La série a quelques peu fâché la communauté indienne, notamment les personnes âgées dénonçant une stigmatisation de leurs origines ainsi qu’une utilisation des stéréotypes à outrance.
Parodies et références
J’ai découvert cette série en 2003 par le biais d’un ami, qui avait rapporté le coffret DVD d’Angleterre. C’est une série que j’affectionne particulièrement et que je recommande, car je n’ai jamais trouvé d’équivalent par la suite. À mon sens, elle est révolutionnaire comme l’étaient Les Inconnus en France. Comme le disent les créateurs, ils voulaient rappeler par ces pastiches qu’ils étaient avant tout Anglais.
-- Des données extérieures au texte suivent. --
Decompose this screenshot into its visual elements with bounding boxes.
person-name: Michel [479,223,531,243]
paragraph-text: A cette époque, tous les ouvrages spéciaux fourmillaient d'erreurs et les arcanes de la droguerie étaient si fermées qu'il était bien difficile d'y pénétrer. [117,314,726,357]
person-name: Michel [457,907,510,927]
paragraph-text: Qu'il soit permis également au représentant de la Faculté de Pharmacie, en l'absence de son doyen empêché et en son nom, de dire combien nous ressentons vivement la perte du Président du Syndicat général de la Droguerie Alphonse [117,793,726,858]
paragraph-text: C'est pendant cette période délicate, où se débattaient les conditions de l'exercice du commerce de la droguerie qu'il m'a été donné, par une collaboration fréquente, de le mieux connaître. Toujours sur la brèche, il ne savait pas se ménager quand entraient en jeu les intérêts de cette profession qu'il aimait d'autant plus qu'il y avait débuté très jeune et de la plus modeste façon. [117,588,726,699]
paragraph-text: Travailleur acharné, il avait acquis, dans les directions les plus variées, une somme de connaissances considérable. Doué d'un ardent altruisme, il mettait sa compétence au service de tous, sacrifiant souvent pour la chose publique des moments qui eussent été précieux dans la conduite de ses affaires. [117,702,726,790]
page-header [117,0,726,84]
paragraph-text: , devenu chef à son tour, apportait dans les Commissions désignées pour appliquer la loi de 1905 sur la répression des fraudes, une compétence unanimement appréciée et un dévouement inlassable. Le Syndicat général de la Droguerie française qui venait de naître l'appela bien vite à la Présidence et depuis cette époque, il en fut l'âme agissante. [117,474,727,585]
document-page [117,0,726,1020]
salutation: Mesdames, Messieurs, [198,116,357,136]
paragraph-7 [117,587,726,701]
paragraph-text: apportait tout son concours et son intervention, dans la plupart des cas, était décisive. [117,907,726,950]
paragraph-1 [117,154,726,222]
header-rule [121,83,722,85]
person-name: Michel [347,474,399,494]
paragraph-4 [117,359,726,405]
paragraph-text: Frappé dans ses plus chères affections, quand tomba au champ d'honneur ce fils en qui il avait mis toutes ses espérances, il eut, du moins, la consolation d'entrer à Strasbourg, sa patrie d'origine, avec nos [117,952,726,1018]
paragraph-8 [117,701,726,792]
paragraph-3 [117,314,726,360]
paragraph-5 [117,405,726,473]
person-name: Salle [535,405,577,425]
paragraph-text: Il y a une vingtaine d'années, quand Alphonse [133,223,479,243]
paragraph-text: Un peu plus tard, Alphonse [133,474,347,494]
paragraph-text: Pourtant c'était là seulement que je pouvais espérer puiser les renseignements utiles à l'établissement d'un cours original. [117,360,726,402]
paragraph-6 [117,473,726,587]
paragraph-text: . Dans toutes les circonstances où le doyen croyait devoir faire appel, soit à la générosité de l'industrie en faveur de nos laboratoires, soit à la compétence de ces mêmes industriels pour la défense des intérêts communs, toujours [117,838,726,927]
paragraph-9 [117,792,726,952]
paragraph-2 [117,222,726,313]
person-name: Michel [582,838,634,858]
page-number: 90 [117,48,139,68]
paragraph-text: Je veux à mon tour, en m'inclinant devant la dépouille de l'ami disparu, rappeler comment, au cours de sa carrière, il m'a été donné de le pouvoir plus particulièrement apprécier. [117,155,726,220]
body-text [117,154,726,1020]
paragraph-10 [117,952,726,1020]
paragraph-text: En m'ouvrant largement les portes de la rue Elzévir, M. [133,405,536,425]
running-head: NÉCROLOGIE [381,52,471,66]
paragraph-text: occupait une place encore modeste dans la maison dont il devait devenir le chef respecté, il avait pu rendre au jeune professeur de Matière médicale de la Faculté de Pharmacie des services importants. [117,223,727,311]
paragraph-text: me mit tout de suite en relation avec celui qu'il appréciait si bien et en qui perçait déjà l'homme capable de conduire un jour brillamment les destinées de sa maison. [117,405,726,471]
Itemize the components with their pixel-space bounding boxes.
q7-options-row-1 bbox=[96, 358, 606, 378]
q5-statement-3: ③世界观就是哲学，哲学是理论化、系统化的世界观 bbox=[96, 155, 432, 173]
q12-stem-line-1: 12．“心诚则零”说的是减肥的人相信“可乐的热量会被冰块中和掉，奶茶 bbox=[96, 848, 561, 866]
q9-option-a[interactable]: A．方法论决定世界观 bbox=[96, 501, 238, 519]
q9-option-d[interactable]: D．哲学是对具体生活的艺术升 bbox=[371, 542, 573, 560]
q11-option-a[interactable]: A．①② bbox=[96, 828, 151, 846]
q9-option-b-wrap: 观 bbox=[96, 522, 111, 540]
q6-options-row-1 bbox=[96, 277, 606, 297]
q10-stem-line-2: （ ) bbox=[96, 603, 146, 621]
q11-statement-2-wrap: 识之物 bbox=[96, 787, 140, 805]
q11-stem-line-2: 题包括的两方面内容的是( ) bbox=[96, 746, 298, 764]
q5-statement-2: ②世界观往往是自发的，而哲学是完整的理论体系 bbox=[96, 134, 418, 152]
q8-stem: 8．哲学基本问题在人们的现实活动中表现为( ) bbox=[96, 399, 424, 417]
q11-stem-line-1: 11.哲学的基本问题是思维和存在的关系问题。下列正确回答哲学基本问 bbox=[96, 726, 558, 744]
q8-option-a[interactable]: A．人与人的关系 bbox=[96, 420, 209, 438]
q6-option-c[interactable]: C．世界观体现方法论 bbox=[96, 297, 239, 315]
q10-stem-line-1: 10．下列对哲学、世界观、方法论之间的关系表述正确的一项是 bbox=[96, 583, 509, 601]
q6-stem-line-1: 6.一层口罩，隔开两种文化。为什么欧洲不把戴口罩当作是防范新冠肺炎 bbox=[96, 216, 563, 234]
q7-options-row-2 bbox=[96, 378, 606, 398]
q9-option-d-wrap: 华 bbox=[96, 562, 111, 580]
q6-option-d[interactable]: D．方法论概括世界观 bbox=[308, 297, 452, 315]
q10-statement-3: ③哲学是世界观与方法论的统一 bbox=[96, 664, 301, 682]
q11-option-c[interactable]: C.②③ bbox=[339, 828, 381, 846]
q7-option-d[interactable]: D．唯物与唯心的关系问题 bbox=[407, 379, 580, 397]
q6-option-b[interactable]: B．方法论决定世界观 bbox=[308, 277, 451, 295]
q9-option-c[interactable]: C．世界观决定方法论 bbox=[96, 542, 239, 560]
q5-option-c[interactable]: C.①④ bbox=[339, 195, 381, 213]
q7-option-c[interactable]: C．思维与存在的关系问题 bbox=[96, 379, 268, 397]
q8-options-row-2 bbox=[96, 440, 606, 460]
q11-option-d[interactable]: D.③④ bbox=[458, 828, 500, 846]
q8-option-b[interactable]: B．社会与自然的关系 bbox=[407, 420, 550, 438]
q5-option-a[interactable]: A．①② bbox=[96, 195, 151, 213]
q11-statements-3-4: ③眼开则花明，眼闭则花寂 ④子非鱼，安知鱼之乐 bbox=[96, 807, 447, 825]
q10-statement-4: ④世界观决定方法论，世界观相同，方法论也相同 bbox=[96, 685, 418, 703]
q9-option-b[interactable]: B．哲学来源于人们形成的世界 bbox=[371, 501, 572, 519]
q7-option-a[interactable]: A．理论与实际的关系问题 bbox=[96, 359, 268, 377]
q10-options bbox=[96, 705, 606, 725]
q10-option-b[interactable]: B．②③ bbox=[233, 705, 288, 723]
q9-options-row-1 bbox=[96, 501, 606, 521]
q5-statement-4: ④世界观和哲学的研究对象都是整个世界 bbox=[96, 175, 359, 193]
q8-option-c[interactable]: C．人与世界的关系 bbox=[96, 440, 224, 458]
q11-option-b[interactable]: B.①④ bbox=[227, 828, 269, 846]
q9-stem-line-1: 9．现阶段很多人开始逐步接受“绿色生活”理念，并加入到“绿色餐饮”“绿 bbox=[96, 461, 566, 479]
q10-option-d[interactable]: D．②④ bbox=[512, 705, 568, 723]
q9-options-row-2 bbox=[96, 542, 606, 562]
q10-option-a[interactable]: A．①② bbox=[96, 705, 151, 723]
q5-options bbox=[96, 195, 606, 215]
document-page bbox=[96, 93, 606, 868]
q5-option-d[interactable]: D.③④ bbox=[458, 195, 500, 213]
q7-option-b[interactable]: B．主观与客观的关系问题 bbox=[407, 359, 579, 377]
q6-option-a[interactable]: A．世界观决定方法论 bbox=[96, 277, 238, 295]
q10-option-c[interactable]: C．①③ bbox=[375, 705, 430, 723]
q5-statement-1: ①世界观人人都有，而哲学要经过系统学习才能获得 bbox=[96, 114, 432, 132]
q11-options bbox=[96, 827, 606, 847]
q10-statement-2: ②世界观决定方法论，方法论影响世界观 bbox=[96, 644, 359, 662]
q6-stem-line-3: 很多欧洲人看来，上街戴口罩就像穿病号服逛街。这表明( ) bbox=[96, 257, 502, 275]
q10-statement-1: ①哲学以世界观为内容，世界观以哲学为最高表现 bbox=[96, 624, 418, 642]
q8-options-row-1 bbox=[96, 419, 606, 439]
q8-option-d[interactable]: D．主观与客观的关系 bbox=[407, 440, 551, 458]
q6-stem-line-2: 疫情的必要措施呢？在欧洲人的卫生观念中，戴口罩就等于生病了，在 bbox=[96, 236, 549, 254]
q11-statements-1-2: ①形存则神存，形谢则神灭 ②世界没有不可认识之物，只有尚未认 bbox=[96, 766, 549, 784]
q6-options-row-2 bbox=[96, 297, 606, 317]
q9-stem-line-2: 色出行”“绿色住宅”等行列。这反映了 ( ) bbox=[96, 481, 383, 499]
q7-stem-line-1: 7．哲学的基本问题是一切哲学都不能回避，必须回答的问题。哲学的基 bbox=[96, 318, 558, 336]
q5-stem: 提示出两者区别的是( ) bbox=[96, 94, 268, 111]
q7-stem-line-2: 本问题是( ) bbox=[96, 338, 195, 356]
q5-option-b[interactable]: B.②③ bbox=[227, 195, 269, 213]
Je la trouve brillante dans le fait d’avoir trouvé des personnages extrêmement bien définis, qu’on ne peut qu’adorer. C’est un plaisir de les retrouver, au fil des épisodes, dans un style burlesque teinté de parodies.
Il est important de savoir que des générations entières d’immigrants ont pu se rapporter à cette série afin de partager avec leurs parents des codes sociaux-culturels et un mode de vie « importé ».
Même si j’appartiens à la région du Tamil Nadu, c’est toujours avec beaucoup d’humour que je découvre cette satire et la critique de nos us et coutumes, (comme cette famille qui tente d’élever une vache dans l’appartement). La raison de leur succès passe, selon moi, par cette écriture cartoonesque en format court, créant ainsi une sympathie pour les personnages brillamment interprétés aux caractéristiques finement définies, provoquant l’hilarité à chaque fois que je visionne un épisode. D’ailleurs le fait d’évoquer cette série avec vous, me donne envie de visionner de nouveau Goodness Gracious Me, afin de renouer avec ces protagonistes que j’affectionne tant. Bien sûr, elle mérite d’être « dévorée » en version sous-titrée. Le coffret peut se trouver pour le prix de 30 euros sur Amazon UK.
[1] Par ailleurs, le vocabulaire argotique punjabi et hindi est distillé dans les dialogues, en respectant le langage familier des britanniques d’origine asiatique.